11. Is diet a big part keeping yourself healthy, if so please explain some of the things you do on a daily basis? Honestly, I don’t worry about my diet anymore. I don’t have to. Admittedly I worried about my diet because I had to, because of the Sickle Cell. Now what I eat doesn’t hasten a crisis. My body no longer has to work harder based on what I put in. I try to maintain a healthy diet now because I put on weight faster. However, because I can exercise as much as I want and as long as I want I don’t necessarily worry about eating healthy. I adjust my diet according to the results I want to see in the gym now. I limit my red meat intake, as well as dairy; I still drink plenty of water, limit the process foods, and eat lots of fruits and vegetables. When I had sickle cell instead of limiting “unhealthy food”, I didn’t eat these things at all. This is because I needed to remain as healthy as I could. Now I basically can do whatever I want. This in no way means go out and eat everything. What it means is I can eat foods considered unhealthy without worrying about a crisis.

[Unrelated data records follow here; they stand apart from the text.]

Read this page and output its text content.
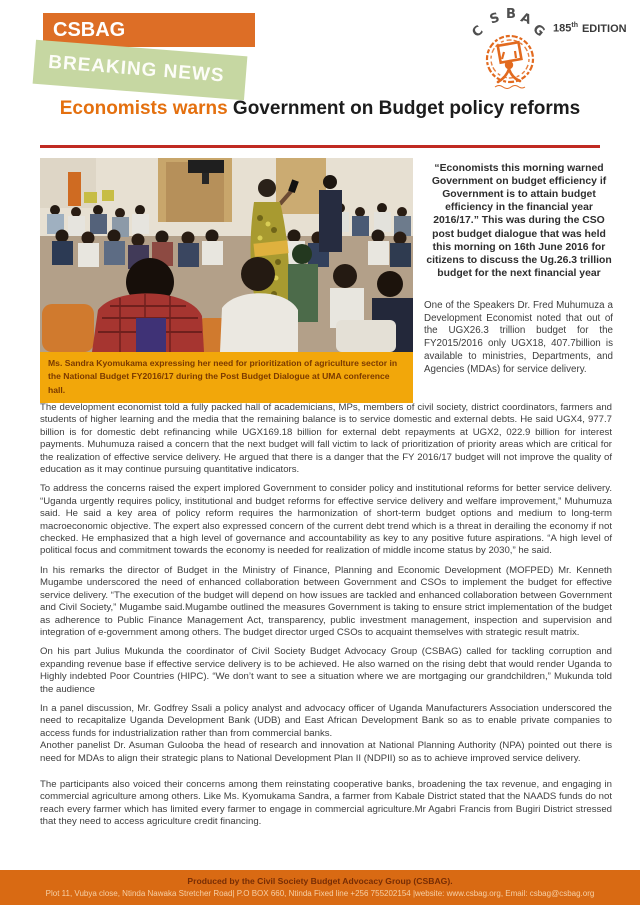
CSBAG
BREAKING NEWS
C
S B A
G 185th EDITION
Economists warns Government on Budget policy reforms
Ms. Sandra Kyomukama expressing her need for prioritization of agriculture sector in the National Budget FY2016/17 during the Post Budget Dialogue at UMA conference hall.
“Economists this morning warned Government on budget efficiency if Government is to attain budget efficiency in the financial year 2016/17.” This was during the CSO post budget dialogue that was held this morning on 16th June 2016 for citizens to discuss the Ug.26.3 trillion budget for the next financial year

One of the Speakers Dr. Fred Muhumuza a Development Economist noted that out of the UGX26.3 trillion budget for the FY2015/2016 only UGX18, 407.7billion is available to ministries, Departments, and Agencies (MDAs) for service delivery.

The development economist told a fully packed hall of academicians, MPs, members of civil society, district coordinators, farmers and students of higher learning and the media that the remaining balance is to service domestic and external debts. He said UGX4, 977.7 billion is for domestic debt refinancing while UGX169.18 billion for external debt repayments at UGX2, 022.9 billion for interest payments. Muhumuza raised a concern that the next budget will fall victim to lack of prioritization of priority areas which are critical for the realization of effective service delivery. He argued that there is a danger that the FY 2016/17 budget will not improve the quality of education as it may continue pursuing quantitative indicators.

To address the concerns raised the expert implored Government to consider policy and institutional reforms for better service delivery. “Uganda urgently requires policy, institutional and budget reforms for effective service delivery and welfare improvement,” Muhumuza said. He said a key area of policy reform requires the harmonization of short-term budget options and medium to long-term macroeconomic objective. The expert also expressed concern of the current debt trend which is a threat in derailing the economy if not checked. He emphasized that a high level of governance and accountability as key to any positive future aspirations. “A high level of political focus and commitment towards the economy is needed for realization of middle income status by 2030,” he said.

In his remarks the director of Budget in the Ministry of Finance, Planning and Economic Development (MOFPED) Mr. Kenneth Mugambe underscored the need of enhanced collaboration between Government and CSOs to implement the budget for effective service delivery. “The execution of the budget will depend on how issues are tackled and enhanced collaboration between Government and Civil Society,” Mugambe said.Mugambe outlined the measures Government is taking to ensure strict implementation of the budget as adherence to Public Finance Management Act, transparency, public investment management, inspection and supervision and integration of e-government among others. The budget director urged CSOs to acquaint themselves with strategic result matrix.

On his part Julius Mukunda the coordinator of Civil Society Budget Advocacy Group (CSBAG) called for tackling corruption and expanding revenue base if effective service delivery is to be achieved. He also warned on the rising debt that would render Uganda to Highly indebted Poor Countries (HIPC). “We don’t want to see a situation where we are mortgaging our grandchildren,” Mukunda told the audience

In a panel discussion, Mr. Godfrey Ssali a policy analyst and advocacy officer of Uganda Manufacturers Association underscored the need to recapitalize Uganda Development Bank (UDB) and East African Development Bank so as to enable private companies to access funds for industrialization rather than from commercial banks.

Another panelist Dr. Asuman Gulooba the head of research and innovation at National Planning Authority (NPA) pointed out there is need for MDAs to align their strategic plans to National Development Plan II (NDPII) so as to achieve improved service delivery.

The participants also voiced their concerns among them reinstating cooperative banks, broadening the tax revenue, and engaging in commercial agriculture among others. Like Ms. Kyomukama Sandra, a farmer from Kabale District stated that the NAADS funds do not reach every farmer which has limited every farmer to engage in commercial agriculture.Mr Agabri Francis from Bugiri District stressed that they need to access agriculture credit financing.

Produced by the Civil Society Budget Advocacy Group (CSBAG).
Plot 11, Vubya close, Ntinda Nawaka Stretcher Road| P.O BOX 660, Ntinda Fixed line +256 755202154 |website: www.csbag.org, Email: csbag@csbag.org
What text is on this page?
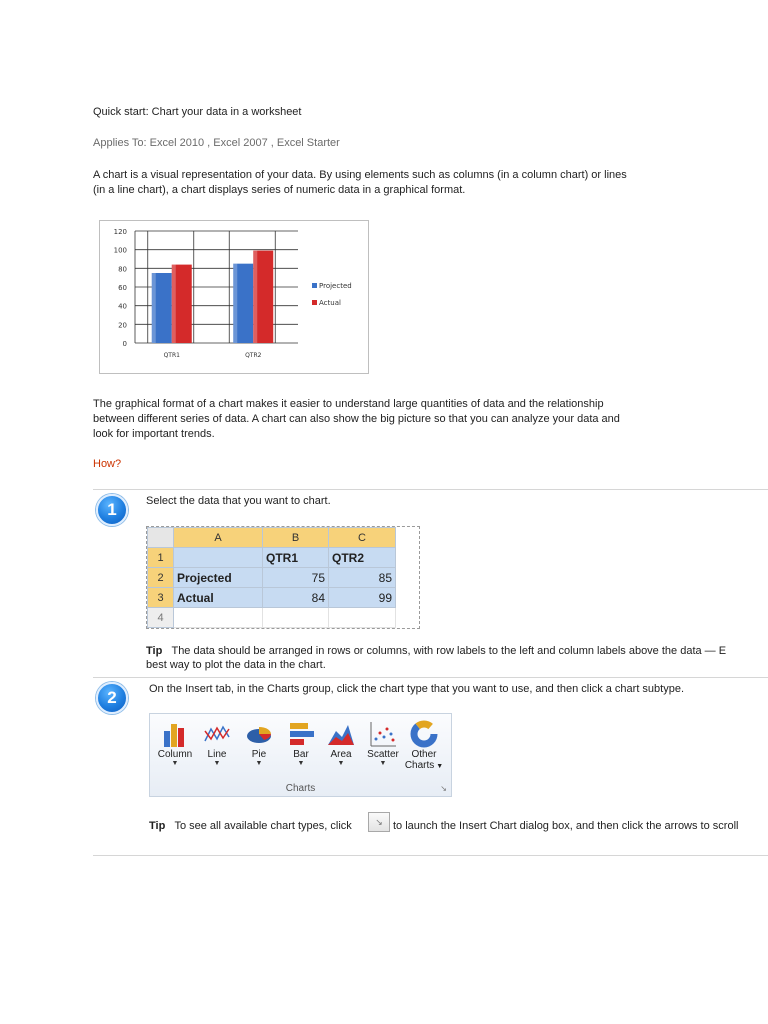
Quick start: Chart your data in a worksheet
Applies To: Excel 2010 , Excel 2007 , Excel Starter
A chart is a visual representation of your data. By using elements such as columns (in a column chart) or lines
(in a line chart), a chart displays series of numeric data in a graphical format.
0
20
40
60
80
100
120
QTR1	QTR2
Projected
Actual
The graphical format of a chart makes it easier to understand large quantities of data and the relationship
between different series of data. A chart can also show the big picture so that you can analyze your data and
look for important trends.
How?
1	Select the data that you want to chart.
	A	B	C
1		QTR1	QTR2
2	Projected	75	85
3	Actual	84	99
4			
Tip The data should be arranged in rows or columns, with row labels to the left and column labels above the data — E
best way to plot the data in the chart.
2	On the Insert tab, in the Charts group, click the chart type that you want to use, and then click a chart subtype.
Column
▼
Line
▼
Pie
▼
Bar
▼
Area
▼
Scatter
▼
Other
Charts ▼
Charts	↘
Tip To see all available chart types, click	↘ to launch the Insert Chart dialog box, and then click the arrows to scroll
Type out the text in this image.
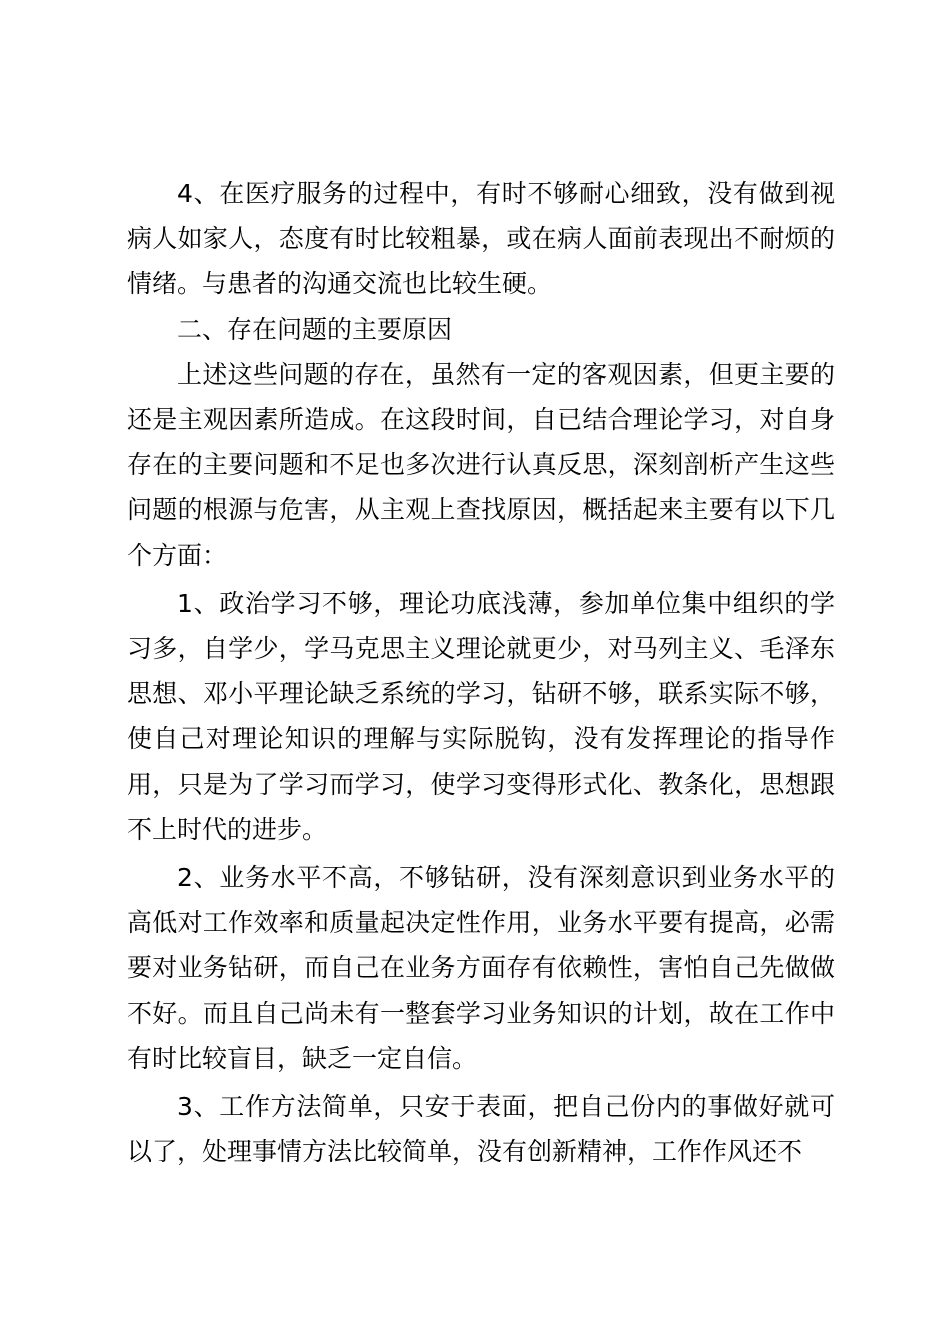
4、在医疗服务的过程中，有时不够耐心细致，没有做到视病人如家人，态度有时比较粗暴，或在病人面前表现出不耐烦的情绪。与患者的沟通交流也比较生硬。

二、存在问题的主要原因

上述这些问题的存在，虽然有一定的客观因素，但更主要的还是主观因素所造成。在这段时间，自已结合理论学习，对自身存在的主要问题和不足也多次进行认真反思，深刻剖析产生这些问题的根源与危害，从主观上查找原因，概括起来主要有以下几个方面：

1、政治学习不够，理论功底浅薄，参加单位集中组织的学习多，自学少，学马克思主义理论就更少，对马列主义、毛泽东思想、邓小平理论缺乏系统的学习，钻研不够，联系实际不够，使自己对理论知识的理解与实际脱钩，没有发挥理论的指导作用，只是为了学习而学习，使学习变得形式化、教条化，思想跟不上时代的进步。

2、业务水平不高，不够钻研，没有深刻意识到业务水平的高低对工作效率和质量起决定性作用，业务水平要有提高，必需要对业务钻研，而自己在业务方面存有依赖性，害怕自己先做做不好。而且自己尚未有一整套学习业务知识的计划，故在工作中有时比较盲目，缺乏一定自信。

3、工作方法简单，只安于表面，把自己份内的事做好就可以了，处理事情方法比较简单，没有创新精神，工作作风还不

12. Is there any difference between bone marrow transplant and stem cell transplant? Both procedures involve stem cells. The difference is how the stem cells are acquired. When the marrow, which contains stem cells, is drawn from the bone of the donor and transplanted to the patient; it is called a “Bone Marrow Transplant”. However, when the donor is given injections of G-CSF, which causes the marrow in the bone to mass produce stem cells, these excess stem cells are released from the bone into the blood stream. The donor is then hooked up to the apheresis machine and the stem cells are removed from the donor’s blood stream and transplanted to the patient; this is called a stem cell transplant.
13. Do you know the success rate of those that have under went the stem cell transplant? 85% when I did it in 2010. It may have gone up. This procedure for Sickle Cell patients has the highest success rate amongst any transplant procedure. There have been zero deaths, since they changed the procedure. It is totally different from transplants performed on cancer patients. No chemo is used and only one dose of radiation. In addition, if it doesn’t work the sickle cell doesn’t come back as bad, at least for the first couple of years.
14. Any words of advice for families looking to do this procedure? Go in expecting the worse. I went in expecting the worse, but I also knew it would work. As weird as that sounds, that’s what I did. Believe it will work, but prepare yourself in case it doesn’t. I knew either way I was going to be fine. I was going to end up without sickle cell or at least go back to a form of sickle cell I can handle. It was pretty much a win-win in my case. I’m a very spiritual person, I believe what I want will be because I believe it to be. The doctors will tell you my results are not typical and I believe that is because I was not the typical patient. Don’t be the typical patient. The body follows the mind. Remember that.